Minneapolis-based Macmillan house rep Tom Leigh hopes the third time will be the charm: he’s been nominated twice before for PW rep of the year, in 2008 and in 2013. “The worst-case scenario is, if I don’t win, I’m emulating consistency,” he says. “Accounts expect reps to be consistent.”

It’s been a long and winding road for Leigh that led him first to Minneapolis and then to Macmillan, for which he currently services indie stores in Minnesota, northern Wisconsin, Iowa, Colorado, and Nebraska. The Queens native went to NYU, where he switched majors three times—from civil engineering to English literature to history—before graduating in 1984. The plan was to attend graduate school and then teach.

Leigh decided to take a year off between college and graduate school, a decision that changed his life. “I took a part-time job in a bookstore and stayed and that’s why we are having this conversation right now, while I’m sitting here surrounded by books,” he says.

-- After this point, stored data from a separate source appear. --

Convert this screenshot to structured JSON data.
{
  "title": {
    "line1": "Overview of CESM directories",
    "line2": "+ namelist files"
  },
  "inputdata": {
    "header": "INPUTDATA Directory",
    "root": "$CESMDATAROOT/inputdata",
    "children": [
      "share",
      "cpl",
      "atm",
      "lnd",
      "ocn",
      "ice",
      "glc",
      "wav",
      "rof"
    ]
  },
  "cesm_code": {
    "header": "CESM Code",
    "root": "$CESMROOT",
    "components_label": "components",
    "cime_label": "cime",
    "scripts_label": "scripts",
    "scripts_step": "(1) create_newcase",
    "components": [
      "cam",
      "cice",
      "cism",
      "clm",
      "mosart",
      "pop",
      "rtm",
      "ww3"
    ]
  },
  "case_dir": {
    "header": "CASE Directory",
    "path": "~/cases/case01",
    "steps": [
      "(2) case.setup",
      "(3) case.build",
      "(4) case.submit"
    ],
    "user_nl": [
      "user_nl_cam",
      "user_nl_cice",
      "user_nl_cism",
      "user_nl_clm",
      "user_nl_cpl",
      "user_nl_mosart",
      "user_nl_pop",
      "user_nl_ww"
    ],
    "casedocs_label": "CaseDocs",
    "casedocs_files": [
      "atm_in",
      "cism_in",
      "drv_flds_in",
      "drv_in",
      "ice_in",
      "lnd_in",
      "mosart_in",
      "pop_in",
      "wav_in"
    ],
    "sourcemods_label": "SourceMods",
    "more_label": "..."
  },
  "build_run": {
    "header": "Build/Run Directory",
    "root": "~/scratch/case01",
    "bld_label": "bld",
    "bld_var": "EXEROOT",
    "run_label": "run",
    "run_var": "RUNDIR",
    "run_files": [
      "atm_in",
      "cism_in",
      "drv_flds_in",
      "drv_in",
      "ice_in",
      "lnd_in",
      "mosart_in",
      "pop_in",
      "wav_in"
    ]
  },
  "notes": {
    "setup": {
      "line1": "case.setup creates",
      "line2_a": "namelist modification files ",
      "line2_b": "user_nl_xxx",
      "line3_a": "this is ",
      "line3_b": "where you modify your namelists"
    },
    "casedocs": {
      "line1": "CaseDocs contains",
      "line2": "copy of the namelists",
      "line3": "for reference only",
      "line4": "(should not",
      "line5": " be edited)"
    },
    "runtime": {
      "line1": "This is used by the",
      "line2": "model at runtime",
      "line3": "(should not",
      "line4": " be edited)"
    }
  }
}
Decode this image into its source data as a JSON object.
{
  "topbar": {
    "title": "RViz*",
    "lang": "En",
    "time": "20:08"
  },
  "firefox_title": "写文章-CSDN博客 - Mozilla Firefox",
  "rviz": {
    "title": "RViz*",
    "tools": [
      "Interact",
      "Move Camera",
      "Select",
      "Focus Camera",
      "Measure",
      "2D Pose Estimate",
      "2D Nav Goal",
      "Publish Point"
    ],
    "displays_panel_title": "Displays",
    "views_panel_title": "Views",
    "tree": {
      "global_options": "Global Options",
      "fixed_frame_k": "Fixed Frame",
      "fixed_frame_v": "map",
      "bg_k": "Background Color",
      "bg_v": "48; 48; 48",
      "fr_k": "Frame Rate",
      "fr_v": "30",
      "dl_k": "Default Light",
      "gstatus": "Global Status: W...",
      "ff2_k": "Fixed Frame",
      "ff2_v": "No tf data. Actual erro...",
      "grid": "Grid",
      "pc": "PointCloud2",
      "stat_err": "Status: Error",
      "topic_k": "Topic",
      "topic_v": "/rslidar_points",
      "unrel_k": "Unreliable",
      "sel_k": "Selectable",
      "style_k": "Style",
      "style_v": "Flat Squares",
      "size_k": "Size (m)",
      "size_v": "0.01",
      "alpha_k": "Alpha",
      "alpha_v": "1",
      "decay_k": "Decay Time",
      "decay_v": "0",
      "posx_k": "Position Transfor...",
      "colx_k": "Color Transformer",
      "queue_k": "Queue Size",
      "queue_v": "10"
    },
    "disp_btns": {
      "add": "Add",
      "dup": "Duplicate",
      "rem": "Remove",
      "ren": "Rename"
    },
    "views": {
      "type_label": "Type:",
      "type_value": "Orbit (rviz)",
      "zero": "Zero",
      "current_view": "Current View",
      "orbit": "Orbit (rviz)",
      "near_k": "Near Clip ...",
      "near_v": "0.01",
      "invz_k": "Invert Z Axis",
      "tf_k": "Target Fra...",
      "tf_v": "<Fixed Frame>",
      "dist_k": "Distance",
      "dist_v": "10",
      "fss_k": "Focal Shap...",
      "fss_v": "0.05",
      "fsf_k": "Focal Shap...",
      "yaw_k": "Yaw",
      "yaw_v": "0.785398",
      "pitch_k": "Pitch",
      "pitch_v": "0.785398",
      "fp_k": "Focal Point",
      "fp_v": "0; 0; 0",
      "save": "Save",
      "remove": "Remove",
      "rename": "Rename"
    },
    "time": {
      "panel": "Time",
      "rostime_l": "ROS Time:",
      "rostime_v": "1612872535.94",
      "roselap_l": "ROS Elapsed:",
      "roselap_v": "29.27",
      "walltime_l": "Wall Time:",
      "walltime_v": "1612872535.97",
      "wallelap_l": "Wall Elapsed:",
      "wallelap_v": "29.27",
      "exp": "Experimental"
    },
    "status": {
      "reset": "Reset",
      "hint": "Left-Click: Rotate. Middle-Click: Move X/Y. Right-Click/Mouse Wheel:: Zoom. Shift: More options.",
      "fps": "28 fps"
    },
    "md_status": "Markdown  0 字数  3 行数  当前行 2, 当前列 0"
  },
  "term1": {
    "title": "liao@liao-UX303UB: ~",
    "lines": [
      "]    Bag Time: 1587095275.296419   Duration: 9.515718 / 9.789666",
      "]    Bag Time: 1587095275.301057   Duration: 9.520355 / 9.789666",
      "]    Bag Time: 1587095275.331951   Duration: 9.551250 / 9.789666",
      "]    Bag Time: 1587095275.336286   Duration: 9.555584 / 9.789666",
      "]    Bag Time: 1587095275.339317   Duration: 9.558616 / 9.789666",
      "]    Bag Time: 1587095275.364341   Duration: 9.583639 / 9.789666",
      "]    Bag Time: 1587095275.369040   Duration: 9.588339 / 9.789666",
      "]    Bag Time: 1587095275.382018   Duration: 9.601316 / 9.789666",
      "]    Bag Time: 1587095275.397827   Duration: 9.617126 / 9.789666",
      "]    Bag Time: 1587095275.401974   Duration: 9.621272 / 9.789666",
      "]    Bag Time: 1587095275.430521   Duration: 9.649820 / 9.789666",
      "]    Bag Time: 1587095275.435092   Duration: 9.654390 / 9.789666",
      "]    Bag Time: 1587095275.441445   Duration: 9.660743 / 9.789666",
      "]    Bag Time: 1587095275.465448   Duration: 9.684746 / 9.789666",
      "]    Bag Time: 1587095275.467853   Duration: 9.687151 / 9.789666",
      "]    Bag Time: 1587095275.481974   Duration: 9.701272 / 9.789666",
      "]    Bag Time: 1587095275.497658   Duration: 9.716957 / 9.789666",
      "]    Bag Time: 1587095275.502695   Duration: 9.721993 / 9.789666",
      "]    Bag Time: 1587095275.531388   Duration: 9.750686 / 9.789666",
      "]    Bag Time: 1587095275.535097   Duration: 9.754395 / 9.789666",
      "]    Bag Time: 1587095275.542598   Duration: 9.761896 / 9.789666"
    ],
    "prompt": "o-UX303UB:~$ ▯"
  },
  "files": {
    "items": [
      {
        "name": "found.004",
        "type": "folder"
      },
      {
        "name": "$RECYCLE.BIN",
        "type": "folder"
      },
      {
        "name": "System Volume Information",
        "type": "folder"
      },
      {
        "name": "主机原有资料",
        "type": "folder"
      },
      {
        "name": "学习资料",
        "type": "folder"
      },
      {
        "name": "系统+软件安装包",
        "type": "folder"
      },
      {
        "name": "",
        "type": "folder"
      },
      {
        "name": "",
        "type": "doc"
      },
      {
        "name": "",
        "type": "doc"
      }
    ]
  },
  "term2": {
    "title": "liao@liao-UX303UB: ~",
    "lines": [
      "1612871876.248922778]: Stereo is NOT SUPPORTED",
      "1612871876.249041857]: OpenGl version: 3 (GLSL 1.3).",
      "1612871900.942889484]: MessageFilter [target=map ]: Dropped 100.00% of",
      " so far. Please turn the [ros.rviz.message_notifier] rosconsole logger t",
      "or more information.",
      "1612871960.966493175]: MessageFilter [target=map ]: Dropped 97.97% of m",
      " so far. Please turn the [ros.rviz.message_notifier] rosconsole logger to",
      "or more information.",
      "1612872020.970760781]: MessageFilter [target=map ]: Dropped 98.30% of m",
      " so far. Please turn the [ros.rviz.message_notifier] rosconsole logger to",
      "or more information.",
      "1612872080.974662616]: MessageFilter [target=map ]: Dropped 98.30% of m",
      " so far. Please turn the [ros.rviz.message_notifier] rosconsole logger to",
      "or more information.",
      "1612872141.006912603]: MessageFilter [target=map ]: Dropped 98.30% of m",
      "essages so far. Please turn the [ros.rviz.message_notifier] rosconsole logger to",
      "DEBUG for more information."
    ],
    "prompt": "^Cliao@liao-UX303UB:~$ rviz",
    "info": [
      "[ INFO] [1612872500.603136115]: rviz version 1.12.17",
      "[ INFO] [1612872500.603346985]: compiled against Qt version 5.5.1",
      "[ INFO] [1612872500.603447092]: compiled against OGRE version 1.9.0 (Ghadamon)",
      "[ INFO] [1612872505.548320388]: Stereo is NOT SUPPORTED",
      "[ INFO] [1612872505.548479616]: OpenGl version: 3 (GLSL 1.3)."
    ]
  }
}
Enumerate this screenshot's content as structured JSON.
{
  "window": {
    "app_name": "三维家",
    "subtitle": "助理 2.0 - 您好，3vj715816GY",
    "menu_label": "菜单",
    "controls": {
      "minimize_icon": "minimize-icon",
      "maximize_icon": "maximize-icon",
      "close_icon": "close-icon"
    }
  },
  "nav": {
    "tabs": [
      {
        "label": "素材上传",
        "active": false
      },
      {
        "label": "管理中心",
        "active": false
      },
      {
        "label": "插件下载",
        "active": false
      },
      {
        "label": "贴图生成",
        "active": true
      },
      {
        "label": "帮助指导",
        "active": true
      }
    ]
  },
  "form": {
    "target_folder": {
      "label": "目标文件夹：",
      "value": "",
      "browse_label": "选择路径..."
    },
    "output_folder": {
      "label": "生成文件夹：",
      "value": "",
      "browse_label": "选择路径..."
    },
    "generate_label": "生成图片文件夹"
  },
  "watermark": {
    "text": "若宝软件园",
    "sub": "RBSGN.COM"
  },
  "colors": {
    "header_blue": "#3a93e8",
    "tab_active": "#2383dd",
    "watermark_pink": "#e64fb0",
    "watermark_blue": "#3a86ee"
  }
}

The bookstore was Barnes & Noble, “then very much a tristate-area chain, including stores all over New York City,” he says. He worked his way up to assistant manager at a larger B&N in Greenwich Village. He met his future wife there in 1986—she was a B. Dalton executive on a business trip from the company’s Minneapolis home office. B&N had just acquired Dalton, and the two companies were preparing to merge their buying infrastructures.

After moving to Minneapolis, Leigh wanted a change from retail, and found a position in Princeton University Press’s sales department in 1989. It didn’t end well. “It was a huge territory,” he explains. “It was I-35, from Minnesota down through Texas. Within a year, I said ‘It’s not for me—it’s not a first-timer’s job.’ ”

Leigh spent the next two years working as a buyer and bookseller at Odegard Books in Minneapolis. After it closed in 1992, he became a buyer for Musicland, as the now-defunct entertainment company “was jumping into books” by launching music and book concept stores.

When Musicland ran into financial difficulties, Leigh decided to give repping another shot. “Getting paid for talking about books with people who love books—I could do that, even though there’s more to it than that,” he says. “It’s also building and then maintaining trusted relationships with buyers and booksellers, which really is all about finding shared connections, be it books or life experiences. It’s never simply buying and selling, but listening and learning, while at the same time advocating for our books and authors.”

Ken Holland, director of sales for Holtzbrinck, hired Leigh as a rep in 2000 to service stores in Minnesota, northern Wisconsin, Iowa, and Nebraska. In 2007, Holtzbrinck changed its name to Macmillan, but Leigh’s territory remained the same until 2020, when he added Colorado after another rep’s retirement. “I have the Upper Midwest, Colorado, and Nebraska now,” he says.

Since the onset of the pandemic, Leigh, like many, has been doing much of his work from home. He hopes to schedule more road trips this spring. Noting that some stores are now minimally staffed and can’t handle in-person meetings, he says he doubts he’ll be driving 10,000 miles around his territory each year in a Subaru Forester, as he did prepandemic.

Despite these changes, Leigh is sanguine about how he does business in the Covid era, explaining, “It’s all about understanding that the ‘new normal’ can be different for every account, and the reps have to be okay with that. It requires closer communication between the rep and the account. Collaboration and consultation are both important: ‘What do you need and what would work best?’ ”

“Trusting relationships is the backbone of repping, and that is more important now than ever before,” Leigh adds. “In-person meetings are even more valuable whether they happen once, twice, or whatever each year. But working remotely never means being unreachable.”